Cloud Study: Multicloud and Hybrid Cloud Dominate, Security a Top Worry
A recent Flexera survey indicates widespread use of multicloud and hybrid cloud approaches.
The company’s “2020 State of the Cloud Report,” which surveyed 750 enterprises and small-to-medium businesses (SMBs) in the first quarter, found that the vast majority of respondents (93 percent) employ a multicloud strategy, with organizations using an average of 2.2 public clouds and 2.2 private clouds. A “hybrid” cloud approach, which combines public and private cloud infrastructures, is used by a similarly high proportion (87 percent).
However, this multicloud use, when further defined, was described by respondents as being mostly used (55 percent) for the running of “apps siloed on different clouds.” Respondents did describe some mixed cloud use, though, namely:
- “Data integration between clouds” (41 percent)
- “Workload mobility between clouds” (36 percent)
- “Disaster recovery/failover between clouds” (35 percent)
- “Individual apps span public and private clouds” (34 percent)
Only about one-third of the respondents used multicloud management tools, or tools for cloud security, governance or cost management functions. Flexera is a Chicago-based provider of IT and asset management solutions, so much of the survey probed those sorts of issues.

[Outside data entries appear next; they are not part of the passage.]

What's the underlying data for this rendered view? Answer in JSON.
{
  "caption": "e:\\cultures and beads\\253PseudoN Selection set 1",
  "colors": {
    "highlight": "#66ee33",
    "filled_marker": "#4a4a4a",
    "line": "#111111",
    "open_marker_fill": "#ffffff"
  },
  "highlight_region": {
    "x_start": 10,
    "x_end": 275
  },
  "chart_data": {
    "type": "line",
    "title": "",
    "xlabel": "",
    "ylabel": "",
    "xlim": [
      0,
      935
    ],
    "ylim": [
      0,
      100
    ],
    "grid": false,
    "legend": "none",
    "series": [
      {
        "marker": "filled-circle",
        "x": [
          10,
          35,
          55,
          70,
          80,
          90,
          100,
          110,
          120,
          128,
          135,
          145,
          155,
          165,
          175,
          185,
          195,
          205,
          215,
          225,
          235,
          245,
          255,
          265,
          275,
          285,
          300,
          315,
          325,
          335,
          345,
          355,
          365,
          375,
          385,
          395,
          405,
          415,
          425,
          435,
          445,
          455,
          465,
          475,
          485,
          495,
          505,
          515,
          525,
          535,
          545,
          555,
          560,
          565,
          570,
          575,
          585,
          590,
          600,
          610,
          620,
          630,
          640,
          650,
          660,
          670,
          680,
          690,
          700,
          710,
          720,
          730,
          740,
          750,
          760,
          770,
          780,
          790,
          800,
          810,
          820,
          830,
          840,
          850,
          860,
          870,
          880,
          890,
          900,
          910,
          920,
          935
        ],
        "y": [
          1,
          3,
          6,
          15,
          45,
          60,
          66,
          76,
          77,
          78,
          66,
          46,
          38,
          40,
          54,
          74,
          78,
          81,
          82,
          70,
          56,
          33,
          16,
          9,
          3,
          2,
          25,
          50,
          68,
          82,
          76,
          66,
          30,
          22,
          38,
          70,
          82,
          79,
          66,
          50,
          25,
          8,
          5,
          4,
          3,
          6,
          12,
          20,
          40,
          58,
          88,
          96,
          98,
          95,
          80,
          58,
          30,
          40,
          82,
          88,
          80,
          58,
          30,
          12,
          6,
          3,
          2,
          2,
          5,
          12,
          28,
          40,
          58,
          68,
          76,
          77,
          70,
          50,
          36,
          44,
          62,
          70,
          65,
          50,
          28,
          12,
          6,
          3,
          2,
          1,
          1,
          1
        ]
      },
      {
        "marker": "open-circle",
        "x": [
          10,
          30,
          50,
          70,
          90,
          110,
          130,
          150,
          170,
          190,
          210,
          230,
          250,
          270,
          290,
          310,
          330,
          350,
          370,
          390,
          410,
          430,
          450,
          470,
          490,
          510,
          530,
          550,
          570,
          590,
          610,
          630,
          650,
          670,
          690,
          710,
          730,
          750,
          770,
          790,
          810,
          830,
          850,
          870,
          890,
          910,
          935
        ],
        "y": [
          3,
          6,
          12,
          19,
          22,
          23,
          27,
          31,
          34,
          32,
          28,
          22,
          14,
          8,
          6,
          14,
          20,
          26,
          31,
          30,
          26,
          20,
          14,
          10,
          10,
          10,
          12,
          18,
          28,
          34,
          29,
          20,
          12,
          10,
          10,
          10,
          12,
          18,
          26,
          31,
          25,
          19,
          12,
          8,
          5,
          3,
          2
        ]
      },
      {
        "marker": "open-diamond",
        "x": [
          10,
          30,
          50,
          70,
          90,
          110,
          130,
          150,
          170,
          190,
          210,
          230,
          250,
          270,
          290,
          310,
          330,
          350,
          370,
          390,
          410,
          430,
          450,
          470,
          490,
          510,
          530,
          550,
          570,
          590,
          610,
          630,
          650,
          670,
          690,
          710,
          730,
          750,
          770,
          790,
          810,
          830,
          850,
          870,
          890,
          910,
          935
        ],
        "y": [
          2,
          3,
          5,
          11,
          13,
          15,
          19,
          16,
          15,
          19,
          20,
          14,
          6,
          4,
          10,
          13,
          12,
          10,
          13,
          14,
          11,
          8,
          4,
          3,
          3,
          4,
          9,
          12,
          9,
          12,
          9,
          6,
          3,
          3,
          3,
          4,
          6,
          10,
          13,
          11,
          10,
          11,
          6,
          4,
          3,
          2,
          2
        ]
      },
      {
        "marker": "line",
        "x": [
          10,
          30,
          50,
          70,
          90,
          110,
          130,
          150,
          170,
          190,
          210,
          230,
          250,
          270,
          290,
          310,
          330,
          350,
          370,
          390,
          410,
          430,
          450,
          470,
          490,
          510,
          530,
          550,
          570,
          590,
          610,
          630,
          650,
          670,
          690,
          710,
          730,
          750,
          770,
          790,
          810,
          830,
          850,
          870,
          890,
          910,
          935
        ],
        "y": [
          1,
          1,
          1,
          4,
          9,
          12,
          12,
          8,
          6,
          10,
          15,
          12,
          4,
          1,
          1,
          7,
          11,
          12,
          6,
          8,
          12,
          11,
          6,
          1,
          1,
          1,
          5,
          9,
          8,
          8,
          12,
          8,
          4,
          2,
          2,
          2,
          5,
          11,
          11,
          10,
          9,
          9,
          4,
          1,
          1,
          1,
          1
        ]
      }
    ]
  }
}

Top public cloud providers, per the respondents, included Amazon Web Services (76 percent), Microsoft Azure (63 percent) and Google Cloud (35 percent). Overall, 63 percent of respondents said they spent “$1.2 million or more per year” on public cloud services, while 26 percent spent “at least 12 million” per year on the same.
Top Cloud Challenges
Respondents also indicated that their current cloud spending was over budget by an average of 23 percent. Some cost-saving measures taken by the respondents included using automation to shut down workloads after hours (51 percent) as well as right-sizing instances (49 percent).
Another top cloud migration challenge was “understanding app dependencies,” according to 63 percent of respondents. Some other migration challenges listed in the report included “assessing technical feasibility” (47 percent), “assessing on-prem vs. cloud costs” (41 percent) and “rightsizing/selecting best instance” (39 percent).
However, the overall top cloud challenges, per respondents, included security (81 percent), managing cloud spend (79 percent), governance (77 percent) and a perceived “lack of resources/expertise” (77 percent).
Cloud software licensing was deemed to be a fuzzy area in terms of understanding cost implications (56 percent). Other conundrums included following cloud licensing rules (49 percent), understanding cloud licensing complexity (48 percent) and having control over using too many licenses (45 percent).
In terms of the respondents’ present-day cloud initiatives, they were mostly seeking to optimize costs associated with cloud use (73 percent), followed by migrating more workloads to the cloud (61 percent), expanding the use of containers (51 percent) and going cloud-first (48 percent).
Cloud Tools Used
The study found a strong use of Docker containers by the respondents, as well as the Kubernetes container orchestration solution. It found 65 percent reporting the use of Docker containers, while 58 percent used Kubernetes. One top challenge for using containers was described as a “lack of resources/expertise” per 41 percent of respondents.
The top DevOps configuration tools used by respondents included Ansible (43 percent), Terraform (42 percent), Chef (33 percent), Puppet (32 percent) and Salt (17 percent).
Platform-as-a-Service (PaaS) was mostly used “to accelerate dev” (49 percent) and “reduce costs” (58 percent). Fears about PaaS vendor lock-in appeared to be low among the respondents, with the report stating that “today, only 30 percent of respondents limits PaaS usage for this reason.”
Kurt Mackie is senior news producer for 1105 Media’s Converge360 group.